People are usually the most expensive thing in any nonprofit. Social sector organizations need a lot of human power to accomplish change in the world (and to measure that change), and while volunteers can do a lot, paid labor is more reliable. The old way to think about paying people for mission change is to think permanent staff, but that model has problems and there are now better solutions.
Permanent staff have a lot of advantages. Depth of knowledge, institutional memory, and stakeholder relationships are just a few. There are also downsides to permanent staff, and the biggest one is the fixed expense of a limited set of skills. Nonprofits are infamous for expecting their lead staff people to be masters of all trades, from grant writing to communications to staff management to financial planning. There are quite a few good utility fielders out there, but often some of those areas are just not as well served as others. Many staffing models could benefit from the lessons of lean business process, and move to some kaizen staffing.
Most charities will need some full-time staff, but many parts of what nonprofits do can be purchased in much smaller chunks. This saves all the costs of adding a constant, recurring payroll for specialized, sporadic skills. Time to gear up for the year-end giving campaign? Bring on a database specialist for a month and a fund-development consultant for a two month contract.
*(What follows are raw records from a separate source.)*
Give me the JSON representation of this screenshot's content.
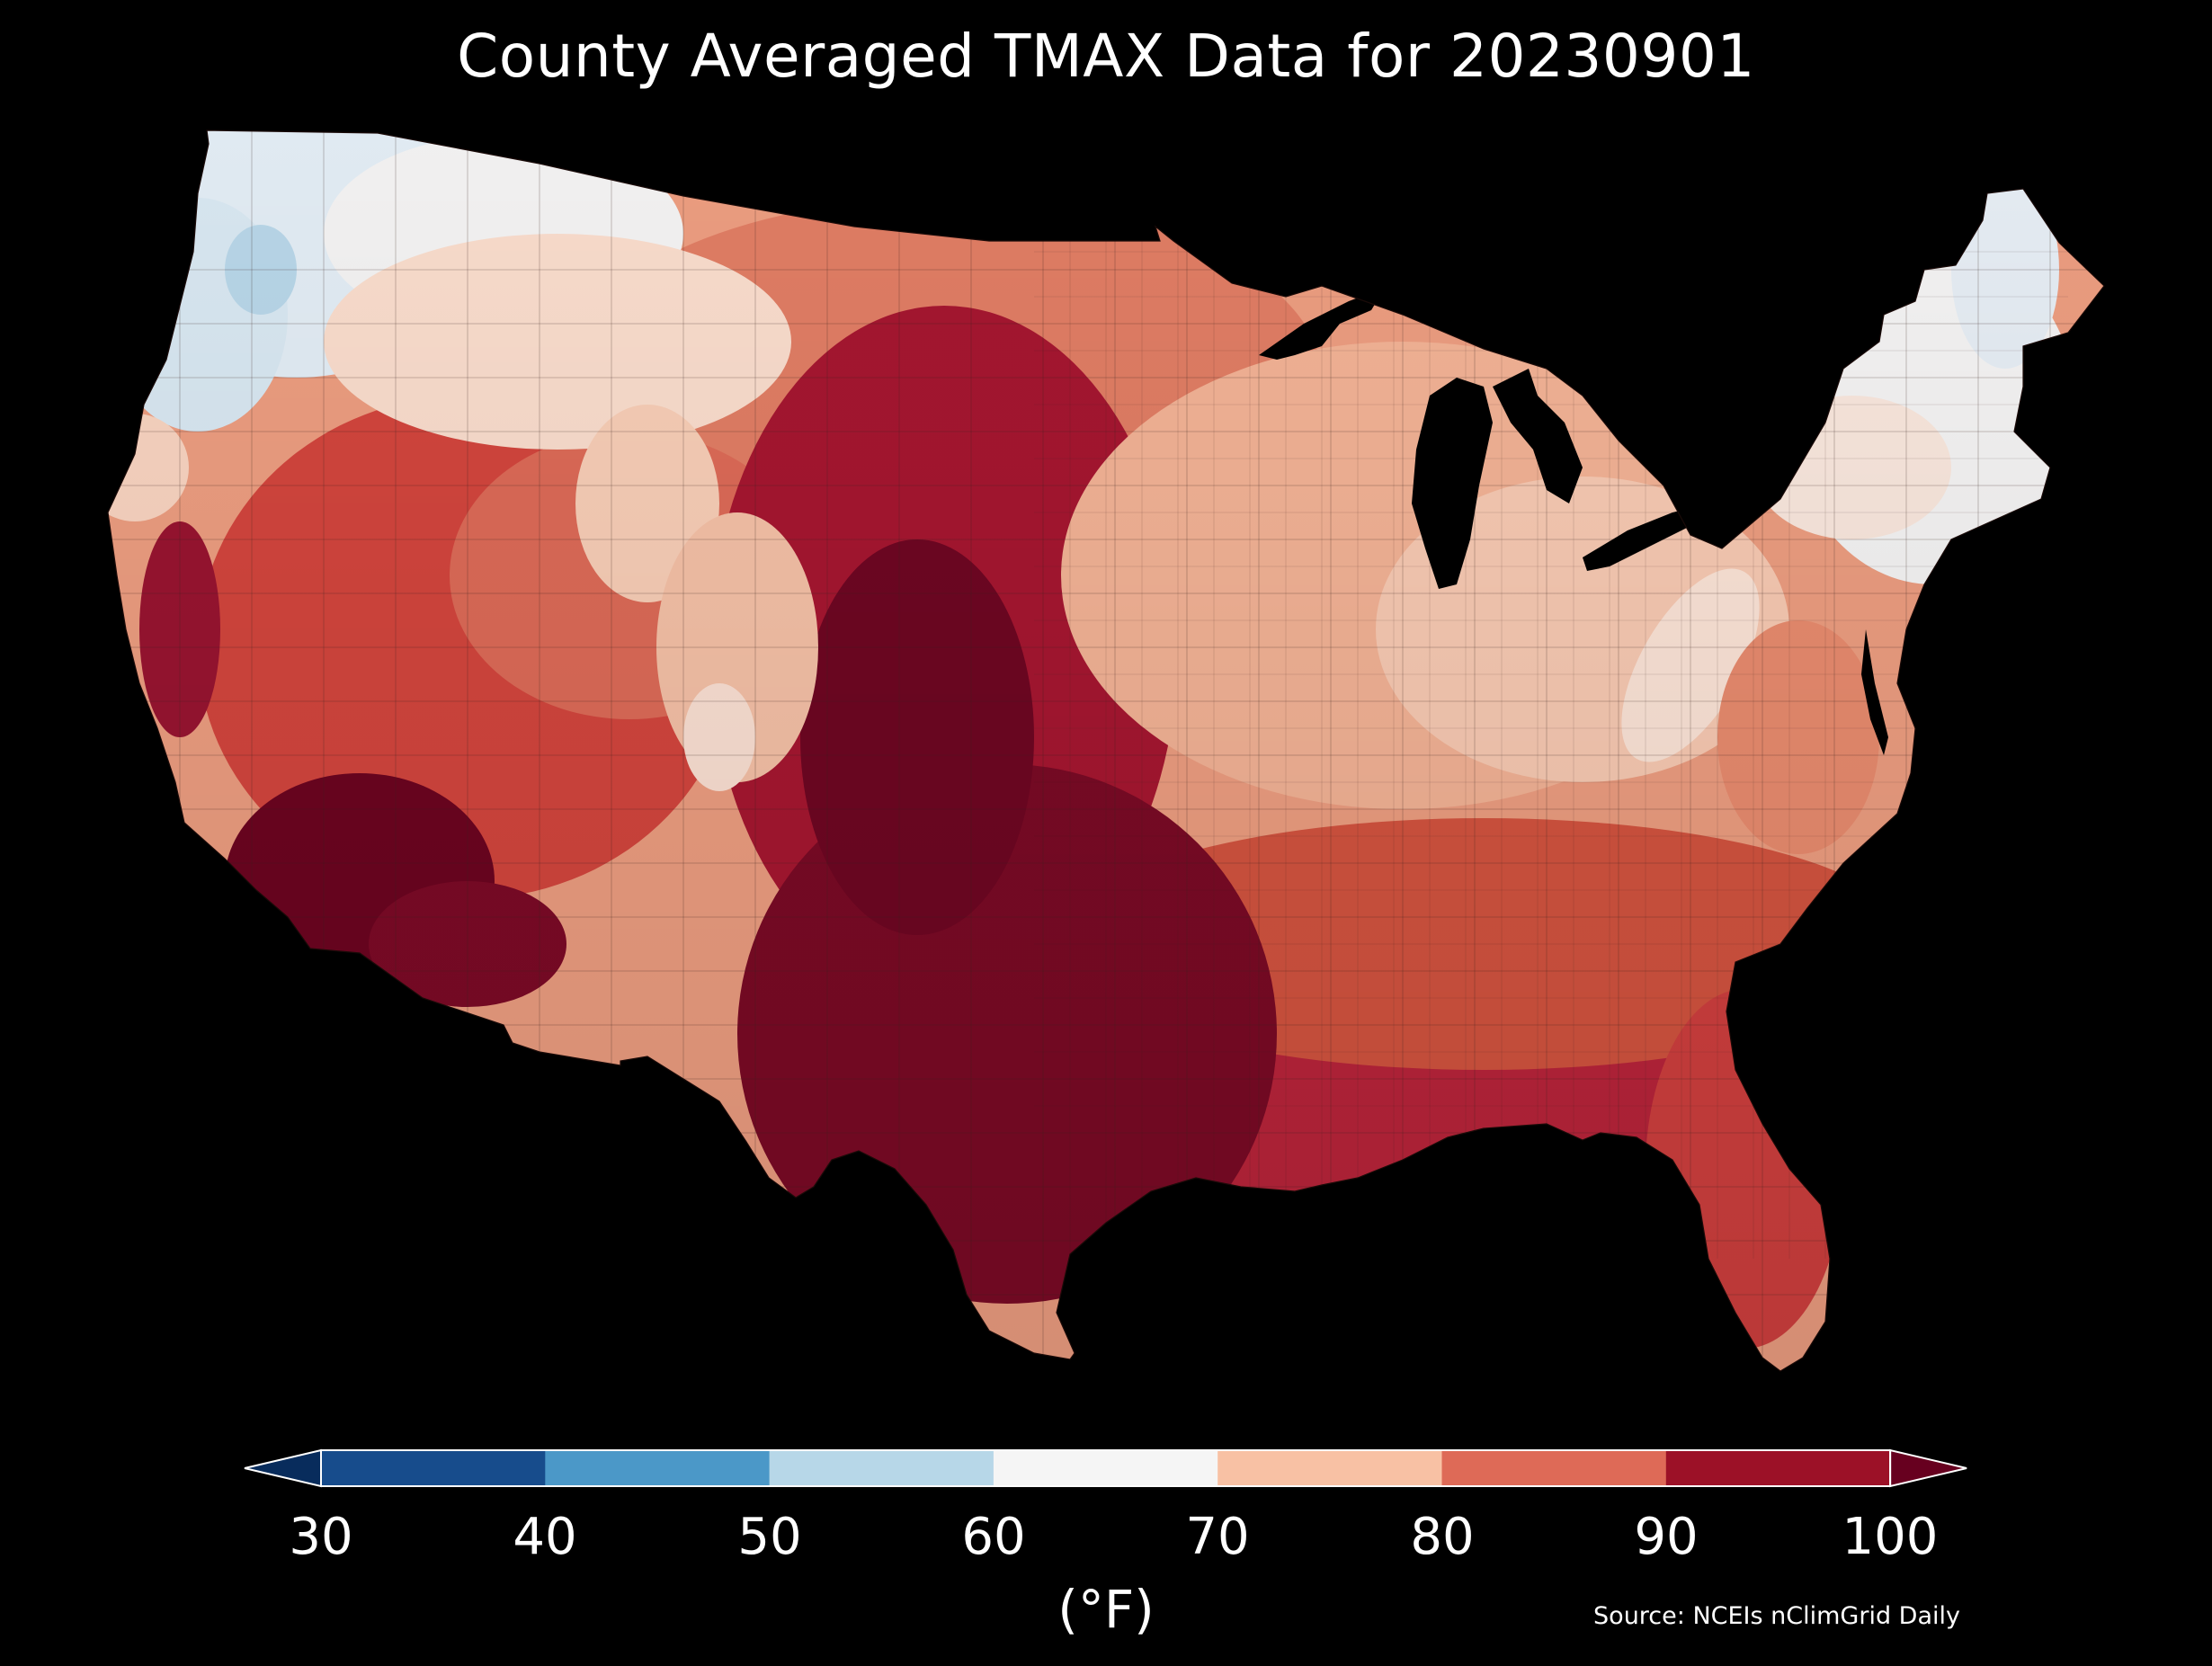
{
  "title": "County Averaged TMAX Data for 20230901",
  "colorbar": {
    "unit_label": "(°F)",
    "ticks": [
      "30",
      "40",
      "50",
      "60",
      "70",
      "80",
      "90",
      "100"
    ],
    "bin_colors": [
      "#174c8c",
      "#4b98c8",
      "#b7d7e8",
      "#f5f5f5",
      "#f8c1a4",
      "#de6a57",
      "#9c1127"
    ],
    "under_color": "#082c5c",
    "over_color": "#67001f"
  },
  "source": "Source: NCEIs nClimGrid Daily",
  "map_regions": [
    {
      "region": "Pacific Northwest coast",
      "level": "50-60"
    },
    {
      "region": "Northern Rockies",
      "level": "60-70"
    },
    {
      "region": "Northern Plains",
      "level": "80-90"
    },
    {
      "region": "Great Lakes",
      "level": "70-80"
    },
    {
      "region": "New England",
      "level": "60-70"
    },
    {
      "region": "Mid-Atlantic",
      "level": "70-80"
    },
    {
      "region": "Great Basin",
      "level": "80-90"
    },
    {
      "region": "Desert Southwest",
      "level": ">100"
    },
    {
      "region": "Southern Plains",
      "level": ">100"
    },
    {
      "region": "Texas",
      "level": ">100"
    },
    {
      "region": "Southeast",
      "level": "90-100"
    },
    {
      "region": "Florida",
      "level": "90-100"
    }
  ]
}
Getting ready to produce an annual report? Get a temporary designer and a contracted writer. Have a big opportunity for program expansion but no committed dollars yet? Don’t redirect the limited time from existing staff – get a contract project manager with a fixed-cost bid and specific contract results to helm the project 10 hours per week for three months and find out if it can be self-sustaining.
The examples can go on. The biggest challenge is adapting nonprofit culture to faster decision making and the idea that not all labor relationships have to be permanent. Nonprofits often pay less for their staff than other types of businesses (University of California – Davis cautions around a 25% penalty). A more effective strategy is to pay fairly (even well) but do it less often. Pay for what is needed, then move on. Assemble a team, do a project, and disband.
The old saying urges the right tool for the right job. One more criterion is at the right time. It’s better to rent the right tool if you only need it for a short while. The alternatives are trying to make a hammer function as an air gun (inefficient, but possible) or buying a lot of inventory that goes unused. Neither option makes much sense. The expanding options of just-in-time staffing keeps costs down, quality high, and flexibility at a maximum.